She’d never thought about her hands. They were there to be used, to be helpful, to support and to carry.
She’d never thought her hands had a problem, they just were her hands. Never, until, one evening, watching TV with her husband and daughter, a commercial came on. A commercial for an expensive type of detergent, which, among other wonderful things, prevented you from getting dishpan hands.
‘Too late for you now!’, her husband chuckled. ‘Your hands are beyond saving! You have dishgrater hands!’, and he laughed out loud satisfied with his wittiness.
Their daughter looked at both of them disgusted, and muttered to herself loud enough for her mother to hear.
‘I will never let myself have hands like those!’, and turned back to her phone.
At that moment she felt so alone, utterly and completely alone, crumbling inside drowned in helplessness.
She looked down at her hands, resting peacefully in her lap, they were serving her so well, doing a hundred and one things everyday, and she never thought that she owed them anything. They were part of her, they were a team.
The hands that moved their world, the feet that carried her everywhere, her mind that kept track of never-ending lists of demands, of chores, of potential disasters to avoid.
She never thought about them, and that is when she understood that she never thought about herself. She was a carer, a giver, a provider, and you know what?
That was ok.
She was happy to be all these things.
That is what she did, it was her calling and her gift, but something did need to change.
Her husband did not seem to understand how much it annoyed her when he started to mess about all the time about her dishgrater hands, or her elephant ankles, or her witch like hair. He did not see that he was pushing her away with every little stab, with every little paper cut.
Her daughter did not seem to understand how much her disdain hurt her mother. The young woman was fiercely proud and entitled. The world was hers for the taking and she could be whatever she wanted to be. She was young and beautiful, everything her mother was not, at least that is what she told her friends in their endless conversations.

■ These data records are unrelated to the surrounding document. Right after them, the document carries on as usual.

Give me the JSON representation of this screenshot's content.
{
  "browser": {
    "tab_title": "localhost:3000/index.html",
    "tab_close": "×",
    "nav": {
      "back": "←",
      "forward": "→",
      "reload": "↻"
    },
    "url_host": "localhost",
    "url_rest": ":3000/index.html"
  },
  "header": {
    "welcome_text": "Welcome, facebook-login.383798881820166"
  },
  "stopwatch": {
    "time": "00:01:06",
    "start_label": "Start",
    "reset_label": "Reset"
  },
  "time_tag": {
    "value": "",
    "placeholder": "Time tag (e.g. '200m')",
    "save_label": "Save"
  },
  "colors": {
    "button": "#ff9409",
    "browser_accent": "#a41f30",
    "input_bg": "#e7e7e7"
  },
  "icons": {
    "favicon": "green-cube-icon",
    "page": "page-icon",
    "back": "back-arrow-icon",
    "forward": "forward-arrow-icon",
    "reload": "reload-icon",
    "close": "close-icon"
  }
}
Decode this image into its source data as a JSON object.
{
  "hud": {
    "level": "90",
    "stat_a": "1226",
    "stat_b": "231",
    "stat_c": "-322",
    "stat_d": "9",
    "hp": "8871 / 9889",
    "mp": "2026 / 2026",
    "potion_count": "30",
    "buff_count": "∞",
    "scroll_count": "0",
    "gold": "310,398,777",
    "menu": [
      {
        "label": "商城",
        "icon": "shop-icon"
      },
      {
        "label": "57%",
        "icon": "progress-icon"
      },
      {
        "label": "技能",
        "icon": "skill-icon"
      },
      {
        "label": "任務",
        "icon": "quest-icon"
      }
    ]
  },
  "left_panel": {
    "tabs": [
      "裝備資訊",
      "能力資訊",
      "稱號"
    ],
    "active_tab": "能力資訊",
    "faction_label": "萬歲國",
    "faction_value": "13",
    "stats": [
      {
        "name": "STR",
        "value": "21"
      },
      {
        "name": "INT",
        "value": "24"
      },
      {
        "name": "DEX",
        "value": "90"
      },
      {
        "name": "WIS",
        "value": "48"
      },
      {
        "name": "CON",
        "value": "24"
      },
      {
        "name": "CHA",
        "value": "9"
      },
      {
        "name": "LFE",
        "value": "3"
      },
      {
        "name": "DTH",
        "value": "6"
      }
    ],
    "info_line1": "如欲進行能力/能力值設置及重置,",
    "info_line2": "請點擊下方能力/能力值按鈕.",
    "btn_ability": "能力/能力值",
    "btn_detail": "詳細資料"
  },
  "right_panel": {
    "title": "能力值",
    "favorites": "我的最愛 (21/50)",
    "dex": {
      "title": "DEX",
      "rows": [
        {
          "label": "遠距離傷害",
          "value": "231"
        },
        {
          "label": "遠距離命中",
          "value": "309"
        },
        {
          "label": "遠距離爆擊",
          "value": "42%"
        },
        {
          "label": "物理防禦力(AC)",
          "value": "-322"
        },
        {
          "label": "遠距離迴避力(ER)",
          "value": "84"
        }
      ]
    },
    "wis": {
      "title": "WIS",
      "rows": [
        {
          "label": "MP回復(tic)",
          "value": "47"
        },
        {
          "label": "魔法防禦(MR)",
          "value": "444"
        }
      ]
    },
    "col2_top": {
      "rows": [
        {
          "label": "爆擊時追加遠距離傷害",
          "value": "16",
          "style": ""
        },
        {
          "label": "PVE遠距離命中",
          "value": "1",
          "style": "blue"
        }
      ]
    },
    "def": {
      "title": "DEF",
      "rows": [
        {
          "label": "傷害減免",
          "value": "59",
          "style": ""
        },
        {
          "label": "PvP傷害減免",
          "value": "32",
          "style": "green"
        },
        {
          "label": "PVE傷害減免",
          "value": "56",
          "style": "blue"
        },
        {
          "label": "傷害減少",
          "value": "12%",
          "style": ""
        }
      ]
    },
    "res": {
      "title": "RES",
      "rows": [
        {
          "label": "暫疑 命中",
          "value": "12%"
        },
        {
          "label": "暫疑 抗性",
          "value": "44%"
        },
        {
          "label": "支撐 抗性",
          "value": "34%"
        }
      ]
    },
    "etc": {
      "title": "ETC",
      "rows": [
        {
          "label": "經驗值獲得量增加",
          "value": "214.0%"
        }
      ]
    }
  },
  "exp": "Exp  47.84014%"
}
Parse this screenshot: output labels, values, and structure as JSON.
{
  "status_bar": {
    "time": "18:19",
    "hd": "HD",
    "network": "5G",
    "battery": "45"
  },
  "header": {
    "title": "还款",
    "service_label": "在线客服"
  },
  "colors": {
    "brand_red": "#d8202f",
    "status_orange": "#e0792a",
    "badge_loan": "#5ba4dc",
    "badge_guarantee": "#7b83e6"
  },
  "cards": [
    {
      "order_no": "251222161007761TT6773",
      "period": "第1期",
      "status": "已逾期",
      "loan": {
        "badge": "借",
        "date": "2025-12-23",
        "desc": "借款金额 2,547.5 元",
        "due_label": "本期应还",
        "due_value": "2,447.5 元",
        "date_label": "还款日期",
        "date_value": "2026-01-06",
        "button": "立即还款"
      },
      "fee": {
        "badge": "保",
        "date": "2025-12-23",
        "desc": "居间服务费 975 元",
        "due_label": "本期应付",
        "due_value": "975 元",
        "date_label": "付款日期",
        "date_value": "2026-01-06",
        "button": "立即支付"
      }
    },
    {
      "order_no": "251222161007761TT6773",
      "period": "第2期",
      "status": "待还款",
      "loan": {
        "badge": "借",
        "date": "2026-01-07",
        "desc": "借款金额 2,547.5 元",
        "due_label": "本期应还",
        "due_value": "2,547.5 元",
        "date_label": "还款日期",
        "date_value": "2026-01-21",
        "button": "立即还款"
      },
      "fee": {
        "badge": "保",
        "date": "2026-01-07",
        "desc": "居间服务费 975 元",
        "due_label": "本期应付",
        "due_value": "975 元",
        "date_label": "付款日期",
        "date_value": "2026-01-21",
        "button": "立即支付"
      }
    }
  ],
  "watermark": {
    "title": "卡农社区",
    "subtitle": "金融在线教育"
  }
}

The only solace the woman had were her romance novels. She read everywhere she could, whenever time would allow it. She had an online group of other avid readers like her and they would chat about their authors, their characters, their stories.
In her utility room the woman put up some shelves and surrounded herself with her paper backs, creating a weird looking tiny library in which stain removers sat next to well read books, and in which the woman felt at home.
The mixed smell of detergents, plastic and paper had come to signify to the woman a place of refuge. Sanctuary!
Neither her husband nor her daughter ever went in there, so she was safe to create a world of her own.
When they called, she came. When they needed, she fulfilled. When they complained, she fixed. When they asked, she gave. Everything.
When she was alone, she was herself.
And that was ok.
‘Life is not like the movies, or books!’, she told herself while carefully sorting out her laundry and her books. ‘But we can make a place for ourselves in any world, it all starts and ends with us.’
Now, the woman had come to love her dishpan hands and had bought herself a nice, expensive hand cream to care for them. Her online group suggested potassium for her swollen ankles, and strangely enough it did the trick. Some fancy keratin conditioner made her hair all smooth and shiny. The woman was coming back to herself, and that made her strong and resilient.
And that was ok.
‘Bloody woman! Where are you? I cannot find my keys!’
‘Here I am dear!’, she said cheerfully, closing the door to her lovely smelling heaven.
And she was ok.
Beautiful...and so relatable...I've always found such profound solace in romance novels, only to be shamed by others for doing so! I hate that this genre is dismissed as worthless or ridiculous. It's about women's pleasure, so of course its worthless and ridiculous...in a patriarchy. Thank you for writing this!